New York, New York de Liza Minnelli

 

Ecrit par John Kander (compositeur de bandes originales et de comédies musicales pour Broadway) et Fred Ebb (acolyte de Kander depuis 1962), le titre New York, New York est devenu en une trentaine d'années l'hymne absolu de la Grosse Pomme. Fait rare, ce hit est né au cinéma. Chanson éponyme composée pour le long métrage de Martin Scorsese sorti en 1977, elle est avant tout le thème principal du film. Mais étonnement, la chanson ne rencontre pas immédiatement le succès qu'on lui connaît aujourd'hui. Il faut attendre 1979 et sa reprise par Frank Sinatra pour qu'elle explose dans le monde entier.
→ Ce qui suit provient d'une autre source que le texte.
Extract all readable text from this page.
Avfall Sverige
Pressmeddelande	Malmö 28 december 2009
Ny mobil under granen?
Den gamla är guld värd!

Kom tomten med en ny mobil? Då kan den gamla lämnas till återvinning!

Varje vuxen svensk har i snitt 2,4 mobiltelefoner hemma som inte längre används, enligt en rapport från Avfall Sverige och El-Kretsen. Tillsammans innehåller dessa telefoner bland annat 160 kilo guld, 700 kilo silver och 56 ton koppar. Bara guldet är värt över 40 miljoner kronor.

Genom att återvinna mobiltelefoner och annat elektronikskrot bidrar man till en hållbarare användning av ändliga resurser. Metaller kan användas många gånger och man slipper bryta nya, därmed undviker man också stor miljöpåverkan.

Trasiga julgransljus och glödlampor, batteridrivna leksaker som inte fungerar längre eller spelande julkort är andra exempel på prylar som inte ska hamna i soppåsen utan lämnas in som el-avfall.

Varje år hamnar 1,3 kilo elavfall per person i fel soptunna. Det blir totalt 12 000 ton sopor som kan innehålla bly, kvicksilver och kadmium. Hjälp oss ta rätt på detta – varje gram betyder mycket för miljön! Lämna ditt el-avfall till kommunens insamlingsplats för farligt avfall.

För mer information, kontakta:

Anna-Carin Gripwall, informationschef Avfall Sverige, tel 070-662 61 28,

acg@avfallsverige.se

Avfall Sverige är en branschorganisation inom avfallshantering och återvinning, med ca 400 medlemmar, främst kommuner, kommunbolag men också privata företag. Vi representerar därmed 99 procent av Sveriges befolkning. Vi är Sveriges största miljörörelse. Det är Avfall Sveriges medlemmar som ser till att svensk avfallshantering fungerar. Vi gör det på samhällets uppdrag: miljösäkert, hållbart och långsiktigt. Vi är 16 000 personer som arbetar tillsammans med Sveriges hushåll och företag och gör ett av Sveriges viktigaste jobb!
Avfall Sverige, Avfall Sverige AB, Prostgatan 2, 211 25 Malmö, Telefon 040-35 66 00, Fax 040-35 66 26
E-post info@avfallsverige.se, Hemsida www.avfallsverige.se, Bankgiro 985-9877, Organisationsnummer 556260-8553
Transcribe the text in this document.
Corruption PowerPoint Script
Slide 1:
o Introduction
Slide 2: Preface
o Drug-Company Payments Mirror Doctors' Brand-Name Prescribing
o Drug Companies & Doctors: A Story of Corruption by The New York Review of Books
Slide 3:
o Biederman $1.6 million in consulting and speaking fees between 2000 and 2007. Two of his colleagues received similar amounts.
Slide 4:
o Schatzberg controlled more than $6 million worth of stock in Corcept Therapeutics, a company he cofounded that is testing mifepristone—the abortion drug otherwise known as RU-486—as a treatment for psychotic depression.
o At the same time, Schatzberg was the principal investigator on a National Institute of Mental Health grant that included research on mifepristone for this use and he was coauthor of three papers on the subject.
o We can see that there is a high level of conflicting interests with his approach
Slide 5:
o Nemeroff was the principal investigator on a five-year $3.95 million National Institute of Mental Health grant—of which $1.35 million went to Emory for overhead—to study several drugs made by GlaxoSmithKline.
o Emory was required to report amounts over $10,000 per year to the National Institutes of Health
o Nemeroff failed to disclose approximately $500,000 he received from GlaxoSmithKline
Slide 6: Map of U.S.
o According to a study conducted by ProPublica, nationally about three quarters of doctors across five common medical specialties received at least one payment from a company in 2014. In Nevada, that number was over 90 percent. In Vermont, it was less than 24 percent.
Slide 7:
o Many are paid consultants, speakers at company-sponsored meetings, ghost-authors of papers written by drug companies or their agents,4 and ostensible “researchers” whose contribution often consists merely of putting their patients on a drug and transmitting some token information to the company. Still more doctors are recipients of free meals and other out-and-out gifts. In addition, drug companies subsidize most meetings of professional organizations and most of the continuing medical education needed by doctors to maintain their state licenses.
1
Si Sinatra popularise le titre et le rend mondialement célèbre, c'est Liza Minnelli, l'interprète originale de New York, New York, qui demeure indéfectiblement la voix de Broadway, l'incarnation faite femme du show à l'américaine. La fille du réalisateur Vincente Minnelli (Ziegfeld Follies et Un Américain à Paris entre autres comédies musicales) et de l'actrice Judy Garland (Le Magicien d'Oz et Une Etoile est née) n'a pourtant pas vécu l'histoire narrée dans la fameuse chanson. Revisitant le symbole du jeune premier voulant monter à la capitale et réussir dans le monde du spectacle ([people_restrictif=Charles Aznavour]Aznavour et son "J'me voyais déjà" en étant le pendant français), "Ny, Ny" peut se comprendre comme une variation sur le rêve américain, s'approprier la mégapole assurant le succès. L'universalisme du message (la notoriété internationale des chansons de Minnelli/Sinatra ou Aznavour en est une preuve) n'est sans doute pas étranger aux nombreuses reprises, parodies ou hommages que ce titre a suscités depuis au cinéma.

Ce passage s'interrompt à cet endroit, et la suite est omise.